2000 election drama seems so distant now

By Calvin Woodward

Associated Press

WASHINGTON — On an endless election night a year ago, America’s divided voters and balky voting machines produced a deadlock over what seemed the highest stakes imaginable: the White House.

Chads went under the magnifying glass in the weeks that followed. Florida became ground zero. The presidency could depend on whether or which way punched-out scraps of ballot paper dangled.

Now, a war against terrorism led by President Bush is the campaign with no end in sight. The magnifying glass is trained on deadly germs. Ground zero has gone back to its awful root meaning.

"So much has changed," Sen. Joseph Lieberman observed in a weekend speech in New Hampshire that was a paean to national unity and Bush’s leadership, with a few tender criticisms of Republican tax cuts thrown in.

A year ago, the Democratic ticket of Al Gore and Lieberman deployed an army of operatives to Florida to engage Bush’s Republicans in a five-week tug of war over the postelection outcome.

Since Sept. 11, grievance has been redefined and the spectacularly tangled events of that election night — capped by Gore’s offered, then retracted concession in the wee hours of the next morning — do not seem so dramatic anymore.

"We have a sense of the term ‘injustice’ that puts everything into perspective," said Barbara O’Connor, director of the Institute for the Study of Politics and the Media at California State University, Sacramento. "Politics as we know it is no longer opera."

Indeed, the air has been practically sucked out of politics, so eager has been the rush to rally behind the commander in chief and set aside partisan argument for another day.
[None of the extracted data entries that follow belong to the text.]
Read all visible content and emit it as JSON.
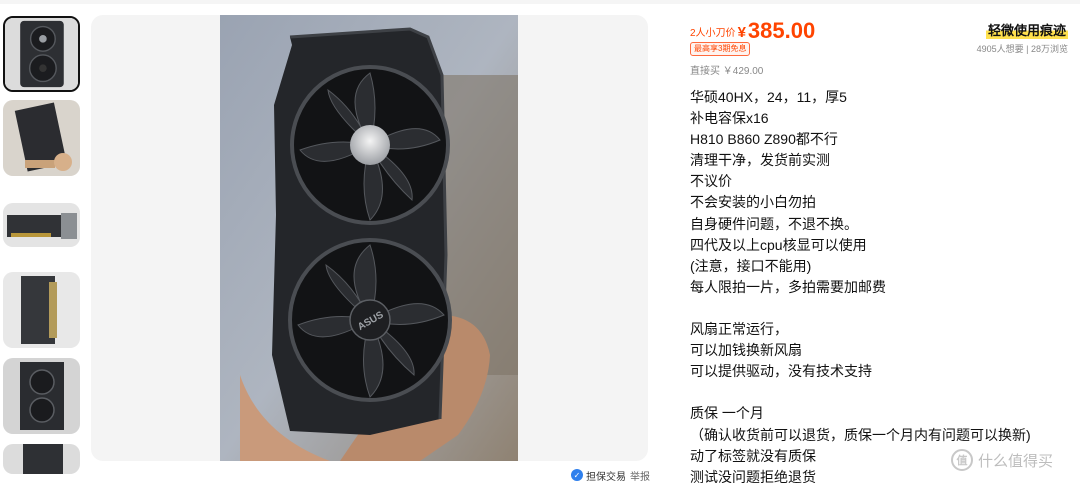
{
  "listing": {
    "cut_label": "2人小刀价",
    "currency": "¥",
    "price": "385.00",
    "installment_badge": "最高享3期免息",
    "direct_buy": "直接买 ￥429.00",
    "condition": "轻微使用痕迹",
    "stats": "4905人想要 | 28万浏览"
  },
  "description": [
    "华硕40HX，24，11，厚5",
    "补电容保x16",
    "H810 B860 Z890都不行",
    "清理干净，发货前实测",
    "不议价",
    "不会安装的小白勿拍",
    "自身硬件问题，不退不换。",
    "四代及以上cpu核显可以使用",
    "(注意，接口不能用)",
    "每人限拍一片，多拍需要加邮费",
    "",
    "风扇正常运行，",
    "可以加钱换新风扇",
    "可以提供驱动，没有技术支持",
    "",
    "质保 一个月",
    "（确认收货前可以退货，质保一个月内有问题可以换新)",
    "动了标签就没有质保",
    "测试没问题拒绝退货"
  ],
  "image_footer": {
    "guarantee_label": "担保交易",
    "report_label": "举报"
  },
  "watermark": "值 什么值得买",
  "colors": {
    "price": "#ff4400",
    "condition_highlight": "#ffe14d",
    "guarantee_icon": "#2f80ed"
  }
}
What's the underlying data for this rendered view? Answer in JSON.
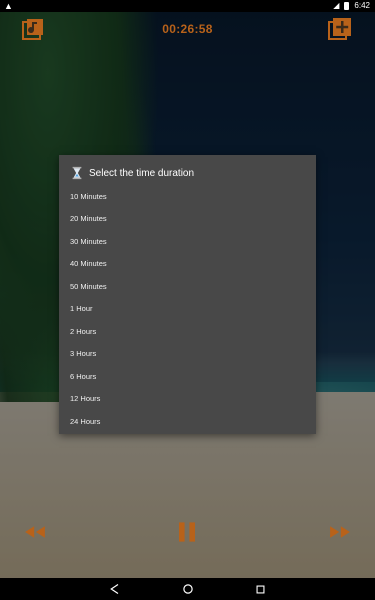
{
  "status_bar": {
    "time": "6:42",
    "left_icon": "warning-icon",
    "right_icons": [
      "signal-icon",
      "battery-icon"
    ]
  },
  "top_bar": {
    "timer": "00:26:58",
    "left_icon": "music-note-icon",
    "right_icon": "add-playlist-icon"
  },
  "dialog": {
    "title": "Select the time duration",
    "title_icon": "hourglass-icon",
    "options": [
      "10 Minutes",
      "20 Minutes",
      "30 Minutes",
      "40 Minutes",
      "50 Minutes",
      "1 Hour",
      "2 Hours",
      "3 Hours",
      "6 Hours",
      "12 Hours",
      "24 Hours"
    ]
  },
  "controls": {
    "rewind_icon": "rewind-icon",
    "pause_icon": "pause-icon",
    "forward_icon": "fast-forward-icon"
  },
  "navigation": {
    "back_icon": "back-icon",
    "home_icon": "home-icon",
    "recents_icon": "recents-icon"
  },
  "colors": {
    "accent": "#b8621a",
    "dialog_bg": "#484848",
    "dialog_text": "#f0f0f0"
  }
}
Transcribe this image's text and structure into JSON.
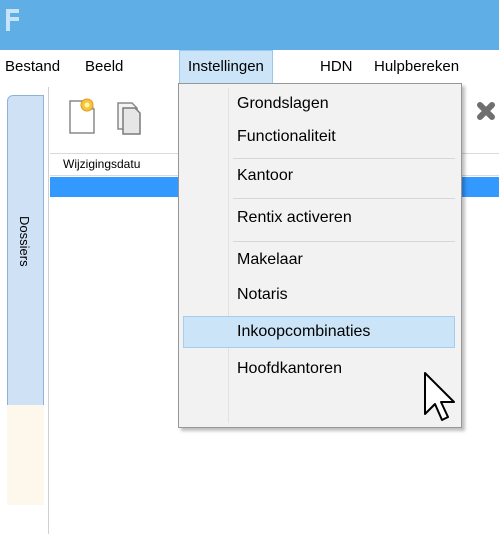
{
  "menubar": {
    "items": [
      "Bestand",
      "Beeld",
      "Instellingen",
      "HDN",
      "Hulpbereken"
    ],
    "active_index": 2
  },
  "sidebar": {
    "tab_label": "Dossiers"
  },
  "grid": {
    "column_header": "Wijzigingsdatu"
  },
  "dropdown": {
    "items": [
      "Grondslagen",
      "Functionaliteit",
      "Kantoor",
      "Rentix activeren",
      "Makelaar",
      "Notaris",
      "Inkoopcombinaties",
      "Hoofdkantoren"
    ],
    "highlighted_index": 6
  },
  "icons": [
    "app-icon",
    "new-document-icon",
    "copy-document-icon",
    "delete-icon",
    "mouse-pointer-icon"
  ],
  "colors": {
    "titlebar": "#5faee6",
    "menu_highlight": "#cce4f7",
    "selected_row": "#3399ff",
    "dossiers_tab": "#cfe2f5"
  }
}
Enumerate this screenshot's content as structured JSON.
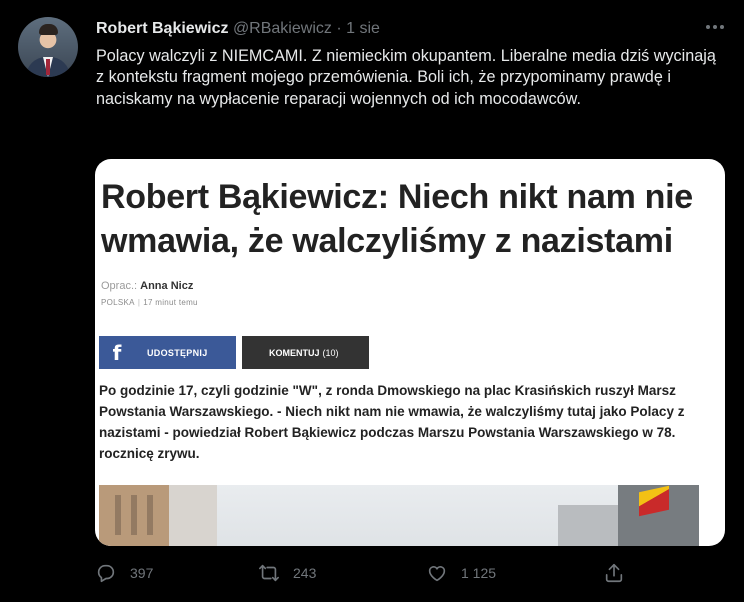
{
  "tweet": {
    "author_name": "Robert Bąkiewicz",
    "handle": "@RBakiewicz",
    "separator": "·",
    "time": "1 sie",
    "text": "Polacy walczyli z NIEMCAMI. Z niemieckim okupantem. Liberalne media dziś wycinają z kontekstu fragment mojego przemówienia. Boli ich, że przypominamy prawdę i naciskamy na wypłacenie reparacji wojennych od ich mocodawców."
  },
  "article": {
    "title": "Robert Bąkiewicz: Niech nikt nam nie wmawia, że walczyliśmy z nazistami",
    "author_label": "Oprac.:",
    "author_name": "Anna Nicz",
    "section": "POLSKA",
    "meta_separator": "|",
    "published": "17 minut temu",
    "share_icon": "f",
    "share_label": "UDOSTĘPNIJ",
    "comment_label": "KOMENTUJ",
    "comment_count": "(10)",
    "lead": "Po godzinie 17, czyli godzinie \"W\", z ronda Dmowskiego na plac Krasińskich ruszył Marsz Powstania Warszawskiego. - Niech nikt nam nie wmawia, że walczyliśmy tutaj jako Polacy z nazistami - powiedział Robert Bąkiewicz podczas Marszu Powstania Warszawskiego w 78. rocznicę zrywu."
  },
  "actions": {
    "reply_count": "397",
    "retweet_count": "243",
    "like_count": "1 125",
    "icons": [
      "reply-icon",
      "retweet-icon",
      "like-icon",
      "share-icon"
    ]
  },
  "colors": {
    "background": "#000000",
    "muted": "#71767b",
    "facebook": "#3b5998"
  }
}
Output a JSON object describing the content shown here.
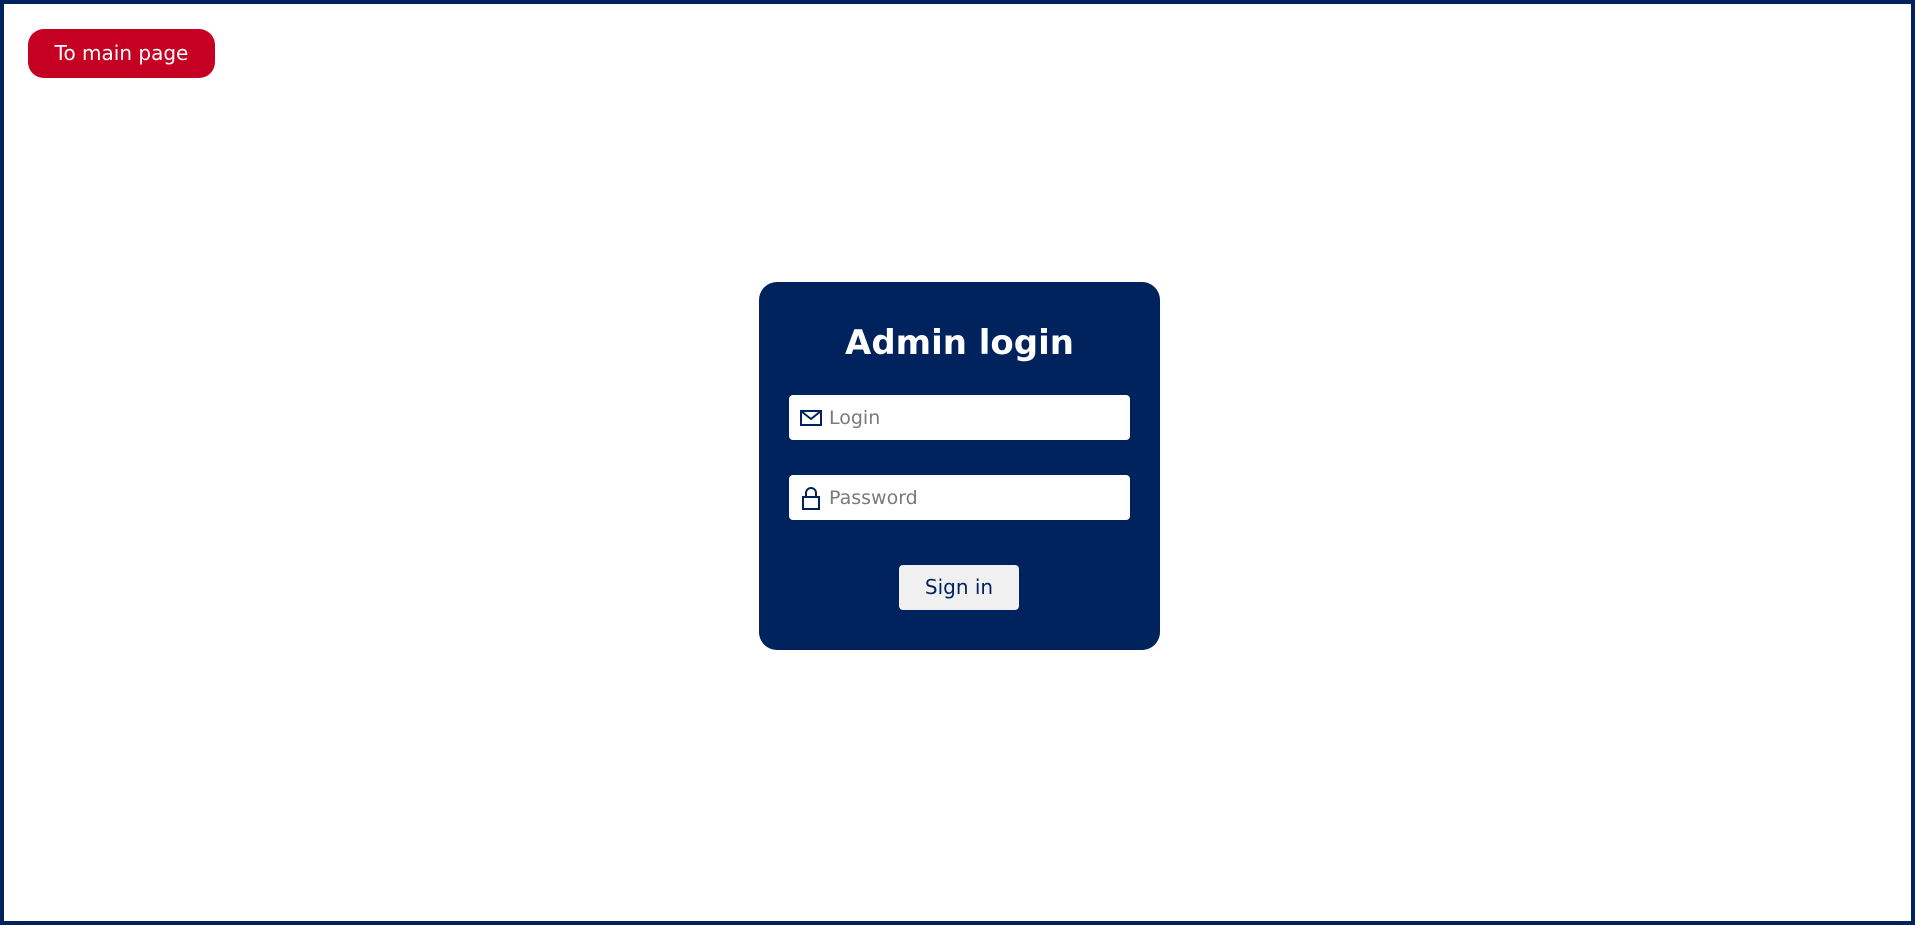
{
  "header": {
    "main_page_button_label": "To main page"
  },
  "login_card": {
    "title": "Admin login",
    "login_field": {
      "icon": "envelope-icon",
      "placeholder": "Login",
      "value": ""
    },
    "password_field": {
      "icon": "lock-icon",
      "placeholder": "Password",
      "value": ""
    },
    "sign_in_label": "Sign in"
  },
  "colors": {
    "frame_border": "#00235d",
    "card_background": "#00235d",
    "main_button_background": "#c50022",
    "sign_in_background": "#f0f0f0",
    "input_background": "#ffffff"
  }
}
Progress and setbacks in the 10-month Bush presidency include the standoff with China after a Whidbey Island-based surveillance plane made an emergency landing on April 1 on Hainan island; a 10-year, $1.35 trillion tax cut in June that included a tax refund of $38 billion; withdrawal from the 1997 Kyoto agreement on global warming in March; and in August imposing a policy that restricts stem cell research.

Bush’s approval ratings in polls, becalmed at around 50 percent after a tough spring and summer, have soared into the 80s and even 90s since Sept. 11.

This, for a man who got fewer popular votes than Gore on Nov. 7, 2000, and who eked out a one-vote Electoral College win based on results effectively determined by the Supreme Court in a 5-4 decision.

Bush’s public approval and bipartisan support give him a strong hand to prosecute the war and probably will help him with other issues, O’Connor said. But judging from history, much will depend on how the war goes.

"When it’s not going well, we start to eat them alive on all fronts," she said.

Bush is far from that fate right now.

And a year ago, America was far from knowing which man would be that one president.

Gore conceded to Bush in a phone conversation after TV networks, reversing an earlier call, declared the Republican the winner of Florida’s crucial 25 electoral votes and therefore the presidency.

But even as Gore’s motorcade drove along rain-slicked streets of Nashville for his public concession speech at the War Memorial, Bush’s 50,000-vote lead in Florida rapidly shrank to 500.

Bush, victory speech ready, took another call from his opponent, this one placed from a bunker at the memorial, retracting the concession.

Thus began five weeks of recounts and ferocious legal wrangling over Bush’s lead in Florida votes — an edge that was always changing and consistently microscopic, but never vanished.

On Dec. 13, 2000, a day after the Supreme Court stopped a hand recount, Gore declared, "I accept the finality of this outcome" and conceded. "Our nation must rise above a house divided."

Risen it has, in response to Sept. 11.